(AGENPARL) - Roma, 10 Giugno 2026 - link immagini
COMUNICATO STAMPA
vecchio San Giacomo
*Si tratta di 25 pazienti, di cui 19 ricoverati nella vecchia struttura,
tre neonati, due trasferiti dal Pronto soccorso e un paziente complesso
ricoverato in Rianimazione. Da domani 11 giugno alle ore 8 sarà operativo
il Pronto Soccorso del nuovo ospedale e cesserà l'attività di PS del San
Giacomo*
*Monopoli, 10 giugno 2026* – Si è conclusa alle ore 12 la fase di
trasferimento dei pazienti, partita alle ore 7.30 di questa mattina,
dall'ospedale San Giacomo al nuovo ospedale Monopoli-Fasano. Si tratta di
25 pazienti, di cui 19 ricoverati nella vecchia struttura, tre neonati, due
trasferiti dal pronto soccorso e un paziente complesso ricoverato in
Rianimazione. Da domani, giovedì 11 giugno alle ore 8, sarà operativo il
Pronto Soccorso del nuovo ospedale e cesserà l'attività del San Giacomo.
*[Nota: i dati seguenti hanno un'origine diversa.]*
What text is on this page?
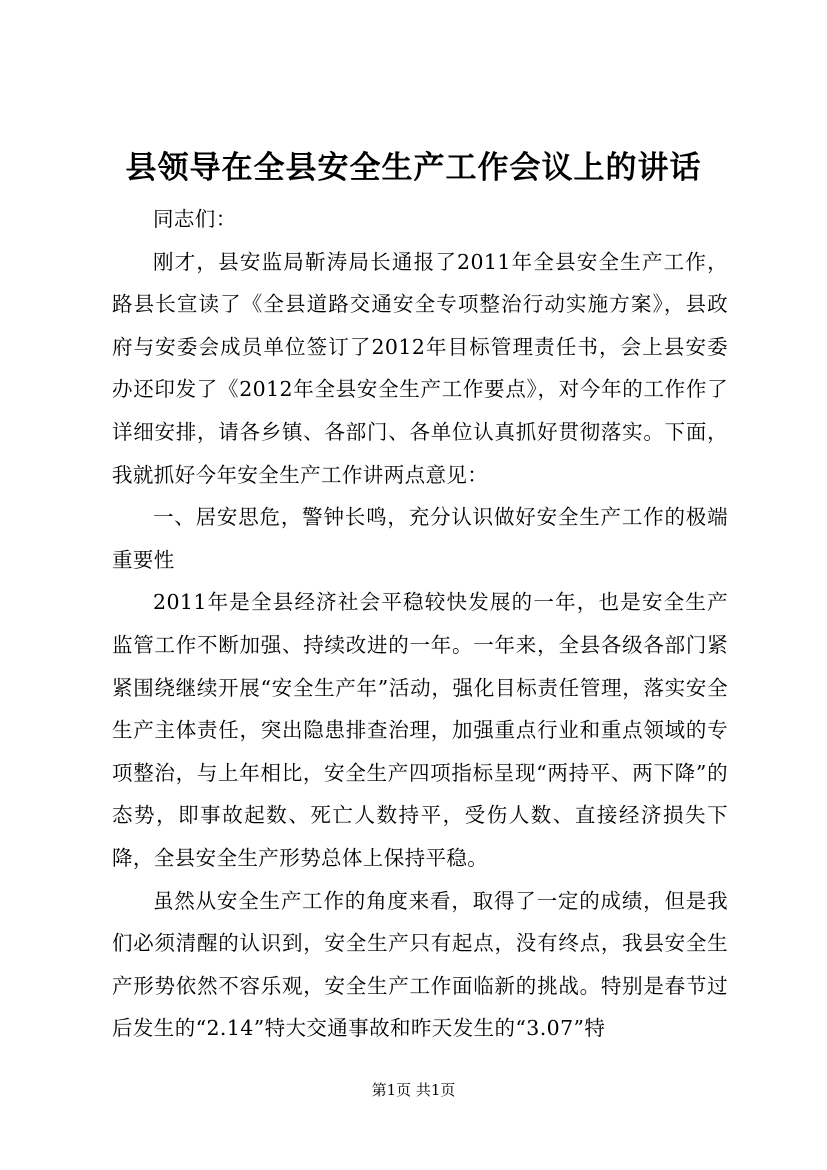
县领导在全县安全生产工作会议上的讲话

同志们：

刚才，县安监局靳涛局长通报了2011年全县安全生产工作，路县长宣读了《全县道路交通安全专项整治行动实施方案》，县政府与安委会成员单位签订了2012年目标管理责任书，会上县安委办还印发了《2012年全县安全生产工作要点》，对今年的工作作了详细安排，请各乡镇、各部门、各单位认真抓好贯彻落实。下面，我就抓好今年安全生产工作讲两点意见：

一、居安思危，警钟长鸣，充分认识做好安全生产工作的极端重要性

2011年是全县经济社会平稳较快发展的一年，也是安全生产监管工作不断加强、持续改进的一年。一年来，全县各级各部门紧紧围绕继续开展“安全生产年”活动，强化目标责任管理，落实安全生产主体责任，突出隐患排查治理，加强重点行业和重点领域的专项整治，与上年相比，安全生产四项指标呈现“两持平、两下降”的态势，即事故起数、死亡人数持平，受伤人数、直接经济损失下降，全县安全生产形势总体上保持平稳。

虽然从安全生产工作的角度来看，取得了一定的成绩，但是我们必须清醒的认识到，安全生产只有起点，没有终点，我县安全生产形势依然不容乐观，安全生产工作面临新的挑战。特别是春节过后发生的“2.14”特大交通事故和昨天发生的“3.07”特

第1页 共1页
Le operazioni sono iniziate alle ore 7 e sono state seguite in tempo reale
da una cabina di regia coordinata dal direttore generale della ASL Bari,
Luigi Fruscio, e dalla direttrice sanitaria Rosella Squicciarini, insieme a
direzione medica di Presidio, 118, Sanitaservice, protezione civile e forze
dell'ordine per monitorare ogni singolo trasferimento e assicurare la
corretta presa in carico dei pazienti una volta giunti nella nuova
struttura in contrada Lamalunga-Sant'Antonio d'Ascula, al termine di
un'operazione complessa e accuratamente pianificata dalla ASL Bari per
garantire continuità assistenziale e massima sicurezza in ogni fase del
percorso.
Ad accogliere il primo paziente è stato il presidente della Regione Puglia,
Antonio Decaro, insieme all'assessore regionale alla Sanità, Donato
Pentassuglia, che ha affiancato la direzione aziendale durante l'avvio
operativo delle attività.
Per garantire il trasferimento in condizioni di assoluta sicurezza, la ASL
Bari ha predisposto dieci ambulanze dedicate, con un team di circa 40
operatori, che hanno effettuato collegamenti continui tra il San Giacomo e
il nuovo ospedale Monopoli-Fasano. I mezzi sanitari con a bordo personale
dedicato hanno raggiunto a turno la nuova struttura con una frequenza media
di circa quindici minuti, consentendo il trasferimento progressivo dei
degenti e la loro immediata sistemazione nei reparti di destinazione. Sono
stati trasferiti i pazienti ricoverati nei reparti di: Medicina,
Neurologia, Chirurgia generale, Otorinolaringoiatria, Ostetricia e
Ginecologia e Pediatria. Con i team di trasferimento, in situazioni
cliniche più delicate, a bordo dell'ambulanza c'era anche un medico di
reparto e/o un rianimatore.
Tra i pazienti trasferiti anche tre neonati, a cui è stato dedicato un
trasporto speciale con incubatrice dedicata, venuti alla luce nelle ultime
ore di attività del San Giacomo, mentre l'ospedale si preparava al
trasferimento verso la nuova struttura. Le loro culle hanno accompagnato
simbolicamente il passaggio di consegne dallo storico presidio monopolitano
al futuro rappresentato dal nuovo ospedale Monopoli-Fasano, diventando il
segno più concreto di una continuità assistenziale che non si è mai
interrotta.
"Desidero ringraziare – sottolinea il direttore generale Luigi Fruscio –
tutte le lavoratrici e tutti i lavoratori della ASL Bari che hanno
contribuito a questo risultato, insieme agli operatori del 118, di
Sanitaservice, alla Polizia Locale di Monopoli, alla Protezione Civile e a
tutte le aziende e i servizi che hanno affiancato l'azienda nella gestione
logistica delle operazioni. Oggi abbiamo completato una delle fasi più
delicate dell'intero percorso di attivazione del Nuovo Ospedale
Monopoli-Fasano. Ogni paziente è stato seguito con la massima attenzione e
professionalità, nel rispetto di un piano costruito nei minimi dettagli. Il
buon esito del trasferimento conferma la capacità di lavorare insieme per
garantire ai cittadini continuità assistenziale, sicurezza e qualità delle
cure».
Il cronoprogramma predisposto dalla ASL prevede per domani, giovedì 11
giugno, alle ore 8, l'attivazione del Pronto Soccorso del nuovo ospedale
Monopoli-Fasano. A seguire proseguirà il completamento del programma di
attivazione del presidio, fino alla piena operatività della struttura
prevista il 15 giugno.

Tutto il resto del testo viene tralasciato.